Calgary students participated in a province-wide school walkout Thursday in response to the outcome of the Alberta teachers’ strike.
Alberta Students for Teachers is a group that worked to organize walkouts in high schools across the city. Organizer Arya Mishra told the Calgary Eye Opener She sees the protest as an opportunity for students to make their voices heard.
“Politicians and a lot of people are saying things that supposedly come from students,” said Mishra, a Grade 12 student at William Aberhart Middle School. “I have yet to see many students repeat those same statements.”
Calgary Eye Opener9:11Student strikes in support of teachers
Students are walking out of classes in support of teachers today. We spoke to a couple of organizers about the plan and the message they want to send to the province.
Students returned to school Wednesday after the provincial government introduced back-to-work legislation for striking teachers on Monday, which included the province invoking the notwithstanding clause.
Bill 2, or the Back to School Act, marked the end of labor action that saw more than 50,000 members of the Alberta Teachers’ Association go on strike more than three weeks ago.
Mishra said she and her fellow protesters want to make it clear that they support the teachers.
“We understand why the strike happened,” he said. “We want caps on classrooms and we want January diplomas to be optional.”
An online petition calling for Alberta’s January 2026 diploma exams to be made optional in light of the strike currently has more than 27,000 signatures. The province announced that the November diploma exams for Grade 12 students will be optional approximately two weeks after the strike.
“Now, thanks to the back-to-work legislation, we are going back to school and no changes have been made,” Mishra said. “That’s frustrating for students.”
Buddy Alberta Student Teacher Organizer Vaisnavi Venkateshwaran is a Grade 12 student at Sir Winston Churchill Secondary School. She says she is motivated to protest because she believes the provincial return-to-work legislation is a violation of constitutional rights.
“No matter what your political affiliation is… we have a duty to defend those rights,” he said. “If we take this slow, it will set a precedent that we will take it slow for anything in the future.”
“As a 12th grader and a future voter, I have a duty to be educated and a duty to fight for what I believe in,” she said. “I think that’s something that a lot of students really feel the same way.”

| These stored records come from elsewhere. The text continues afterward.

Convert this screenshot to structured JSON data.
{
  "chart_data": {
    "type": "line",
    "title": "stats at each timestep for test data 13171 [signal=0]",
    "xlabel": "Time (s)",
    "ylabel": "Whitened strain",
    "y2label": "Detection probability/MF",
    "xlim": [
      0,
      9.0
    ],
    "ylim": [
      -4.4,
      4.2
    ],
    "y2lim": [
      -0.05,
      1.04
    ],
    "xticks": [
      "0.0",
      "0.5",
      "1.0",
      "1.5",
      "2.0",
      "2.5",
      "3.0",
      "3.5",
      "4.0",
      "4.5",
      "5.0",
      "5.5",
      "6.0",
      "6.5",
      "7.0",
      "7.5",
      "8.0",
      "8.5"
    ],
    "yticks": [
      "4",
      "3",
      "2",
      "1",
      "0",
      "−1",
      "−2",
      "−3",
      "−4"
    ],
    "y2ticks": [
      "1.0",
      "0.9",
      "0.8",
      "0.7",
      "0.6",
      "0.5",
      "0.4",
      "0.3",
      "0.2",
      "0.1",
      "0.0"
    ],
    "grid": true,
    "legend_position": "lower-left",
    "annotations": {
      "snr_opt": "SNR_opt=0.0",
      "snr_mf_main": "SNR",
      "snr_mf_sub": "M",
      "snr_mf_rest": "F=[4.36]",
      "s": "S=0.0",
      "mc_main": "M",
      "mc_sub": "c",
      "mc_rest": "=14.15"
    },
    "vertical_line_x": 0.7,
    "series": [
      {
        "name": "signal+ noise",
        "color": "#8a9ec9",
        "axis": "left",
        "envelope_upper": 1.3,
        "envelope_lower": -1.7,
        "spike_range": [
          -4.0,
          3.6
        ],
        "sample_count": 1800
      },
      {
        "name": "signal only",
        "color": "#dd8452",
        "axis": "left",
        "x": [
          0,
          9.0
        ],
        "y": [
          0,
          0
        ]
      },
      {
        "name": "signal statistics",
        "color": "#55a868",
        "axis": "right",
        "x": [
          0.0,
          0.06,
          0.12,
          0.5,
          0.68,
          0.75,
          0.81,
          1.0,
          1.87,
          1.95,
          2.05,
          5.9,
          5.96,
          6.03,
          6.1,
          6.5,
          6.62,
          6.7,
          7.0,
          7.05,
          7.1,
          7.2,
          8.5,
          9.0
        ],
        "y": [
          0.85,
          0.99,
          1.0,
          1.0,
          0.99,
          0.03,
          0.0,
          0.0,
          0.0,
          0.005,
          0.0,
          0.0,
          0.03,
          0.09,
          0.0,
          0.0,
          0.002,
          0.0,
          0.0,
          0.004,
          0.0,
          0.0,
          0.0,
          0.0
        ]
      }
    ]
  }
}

Minister and school board say students must stay in class
In an emailed statement, Education Minister Demetrios Nicolaides said “sStudents have a variety of ways they can express themselves and we will always respect their right to peacefully assemble and protest. However, it is important that they are in class and do not disrupt their own learning or that of others.”
In a statement sent to CBC News, the Calgary Catholic School District acknowledged that the strikes would take place on Thursday, but said ““Our district does not endorse or sanction a student strike.”
The school board said protesting does not meet the criteria for an excused absence under the provincial Education Act.
““Students who participate will not be supervised by teachers or administrators,” the school board said. “Any student’s participation in this event will result in an unexcused absence.”